How much her grandfather's death has weighed down her game is difficult for those closest to her to decipher. They know there is no way that it could not affect her, but how much remains a mystery.
Much like her father, Sydney isn't one to share too much emotionally.
"Sydney is a really tough kid, and she is really introverted,'' Butler said. “She has dealt with a lot of it inwardly. I think she has handled it with just a tremendous amount of strength.
"She is a very smart kid. So there wasn't just the sadness part of losing someone she cared for and respected and loved so much, but she really understood what the loss meant to her family."

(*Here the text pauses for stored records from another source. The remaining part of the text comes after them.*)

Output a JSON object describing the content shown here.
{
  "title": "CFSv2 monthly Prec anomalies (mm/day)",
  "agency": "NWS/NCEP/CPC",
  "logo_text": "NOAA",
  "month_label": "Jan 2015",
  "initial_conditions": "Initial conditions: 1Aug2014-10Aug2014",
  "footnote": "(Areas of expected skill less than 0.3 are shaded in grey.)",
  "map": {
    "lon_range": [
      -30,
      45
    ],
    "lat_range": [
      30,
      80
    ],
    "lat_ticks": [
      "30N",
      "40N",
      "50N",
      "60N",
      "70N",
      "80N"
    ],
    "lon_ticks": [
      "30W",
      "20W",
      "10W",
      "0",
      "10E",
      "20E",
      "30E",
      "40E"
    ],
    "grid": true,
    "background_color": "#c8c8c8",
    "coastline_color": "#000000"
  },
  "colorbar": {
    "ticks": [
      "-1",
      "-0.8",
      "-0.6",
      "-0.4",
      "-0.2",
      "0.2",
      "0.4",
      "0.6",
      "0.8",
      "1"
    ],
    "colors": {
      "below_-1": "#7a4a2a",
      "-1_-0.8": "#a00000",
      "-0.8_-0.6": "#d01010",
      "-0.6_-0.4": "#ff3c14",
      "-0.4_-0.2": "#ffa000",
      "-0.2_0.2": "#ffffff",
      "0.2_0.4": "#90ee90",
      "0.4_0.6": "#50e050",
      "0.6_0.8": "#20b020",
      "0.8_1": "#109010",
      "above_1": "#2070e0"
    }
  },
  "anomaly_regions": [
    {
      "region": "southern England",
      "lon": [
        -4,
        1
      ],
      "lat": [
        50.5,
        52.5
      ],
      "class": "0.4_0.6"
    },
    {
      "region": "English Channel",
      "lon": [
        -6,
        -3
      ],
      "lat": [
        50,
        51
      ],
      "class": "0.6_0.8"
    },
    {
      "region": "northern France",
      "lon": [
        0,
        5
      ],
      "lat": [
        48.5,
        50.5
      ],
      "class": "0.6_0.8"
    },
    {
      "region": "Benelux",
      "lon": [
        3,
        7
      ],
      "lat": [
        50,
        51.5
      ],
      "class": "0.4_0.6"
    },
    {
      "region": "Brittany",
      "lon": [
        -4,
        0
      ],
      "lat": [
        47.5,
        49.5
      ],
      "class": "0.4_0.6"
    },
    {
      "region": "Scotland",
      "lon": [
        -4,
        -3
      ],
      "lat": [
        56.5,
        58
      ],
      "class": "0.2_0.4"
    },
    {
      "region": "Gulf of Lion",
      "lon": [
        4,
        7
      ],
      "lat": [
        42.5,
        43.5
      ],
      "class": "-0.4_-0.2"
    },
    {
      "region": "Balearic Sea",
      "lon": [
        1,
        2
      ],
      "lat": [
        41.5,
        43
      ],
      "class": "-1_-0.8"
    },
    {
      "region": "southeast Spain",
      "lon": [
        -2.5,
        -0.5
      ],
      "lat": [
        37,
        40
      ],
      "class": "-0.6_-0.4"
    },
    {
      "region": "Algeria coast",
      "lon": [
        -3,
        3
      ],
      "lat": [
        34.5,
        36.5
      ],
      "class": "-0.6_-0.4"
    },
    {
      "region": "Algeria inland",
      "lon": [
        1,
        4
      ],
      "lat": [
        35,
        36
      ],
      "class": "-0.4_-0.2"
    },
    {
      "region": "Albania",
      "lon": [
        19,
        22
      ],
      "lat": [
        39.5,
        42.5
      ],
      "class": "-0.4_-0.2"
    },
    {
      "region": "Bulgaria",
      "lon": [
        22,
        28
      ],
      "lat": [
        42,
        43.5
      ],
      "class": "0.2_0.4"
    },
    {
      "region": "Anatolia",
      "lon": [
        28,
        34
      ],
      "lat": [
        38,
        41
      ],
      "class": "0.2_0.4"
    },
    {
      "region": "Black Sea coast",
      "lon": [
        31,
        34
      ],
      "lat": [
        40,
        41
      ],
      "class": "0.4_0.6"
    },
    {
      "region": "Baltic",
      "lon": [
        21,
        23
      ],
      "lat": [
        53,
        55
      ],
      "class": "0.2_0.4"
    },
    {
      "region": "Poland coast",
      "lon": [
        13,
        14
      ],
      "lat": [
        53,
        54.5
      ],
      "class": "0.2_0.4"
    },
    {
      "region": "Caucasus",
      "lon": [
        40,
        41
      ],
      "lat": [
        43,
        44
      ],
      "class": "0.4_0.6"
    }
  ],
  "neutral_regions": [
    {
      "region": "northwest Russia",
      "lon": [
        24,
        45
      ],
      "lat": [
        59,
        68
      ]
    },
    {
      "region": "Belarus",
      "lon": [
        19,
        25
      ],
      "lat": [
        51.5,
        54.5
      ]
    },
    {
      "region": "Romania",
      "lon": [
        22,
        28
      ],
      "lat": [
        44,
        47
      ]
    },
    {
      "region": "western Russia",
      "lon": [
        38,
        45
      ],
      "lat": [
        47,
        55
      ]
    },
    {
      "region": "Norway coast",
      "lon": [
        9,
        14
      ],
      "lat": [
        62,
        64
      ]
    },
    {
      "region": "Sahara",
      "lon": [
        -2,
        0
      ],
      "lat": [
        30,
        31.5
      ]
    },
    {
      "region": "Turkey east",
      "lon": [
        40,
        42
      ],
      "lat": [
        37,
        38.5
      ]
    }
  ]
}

Libby hasn't seen Sydney much of late because she is hundreds of miles away with her four other children, but she talks to her daughter regularly. She said Butler's assessment is spot on.
Sydney has always been that way.
"It's hard to read her,'' Libby said. “You have to figure her out."
While Sydney is only 19 games into her college career, her father is nearing the end of his NFL career and has a chance to win his first Super Bowl ring on Feb. 3 at New Orleans when San Francisco faces Baltimore.
Sydney used to follow his career more closely when she was younger, but as she got older and began to develop her own identity, the distance grew.
Asked to characterize her relationship with her father, Sydney said: "It's kind of like on and off. We'll be cool one day and then not cool the next day."
Randy Moss made it to a few of Sydney's games her senior season when he was out of the NFL. A senior at DuPont (W.Va.) High when Sydney was born, Moss has been in the public spotlight for more than half his life.
His life has been one of great success and well-documented turbulence.
He'll turn 36 next month. With his playing days near the finish line, maybe there will be more time for Sydney and his other children in retirement. Only time will tell.
As for Sydney, she said it was around her sophomore year of high school when she began to focus on making a name for herself rather than live under the large umbrella of her father's name.
She began to blossom and hopes she can be an inspiration in her own right.
"Whenever you are younger, you look up to these kids. And now knowing I'm a college player, maybe some kids are looking up to me like I looked up to Candace Parker and other players like that,'' she said. "A lot of people don't get this chance."
In Butler's view Sydney's drive to create her own identity is part of what makes her such a special player.
There are two roads athletes born of famous athletes can take, and Sydney appears headed down the right one.
"She's not let that get underneath her skin, that sometimes people approach her as Randy Moss' daughter instead of Sydney Moss,'' Butler said. "She has a quiet little chip on her shoulder because she does want to make her own name. She wants to be her own person. I think she handles it all very, very well."
In that way, Sydney is much like her grandfather. When Libby and Randy's relationship caused a stir in their rural West Virginia community in the early 1990s, Frank was always the dignified voice of reason.
Libby didn't always want to hear what he had to say, but as she got older and learned more about life, she realized how her dad was trying to help make things better.
Now that he's gone, she appreciates what Frank Offutt left behind. Part of him remains alive in Sydney as she navigates this new phase of her life and basketball career.
That's as good a legacy as any for a man to leave behind.
"Sydney is just tough," Libby said. "She has been through a lot. She is a survivor. That was pretty much her dad. My dad was there always. I look back now and realize he was a really incredible man. He had a lot of good values, morals and things that he taught us."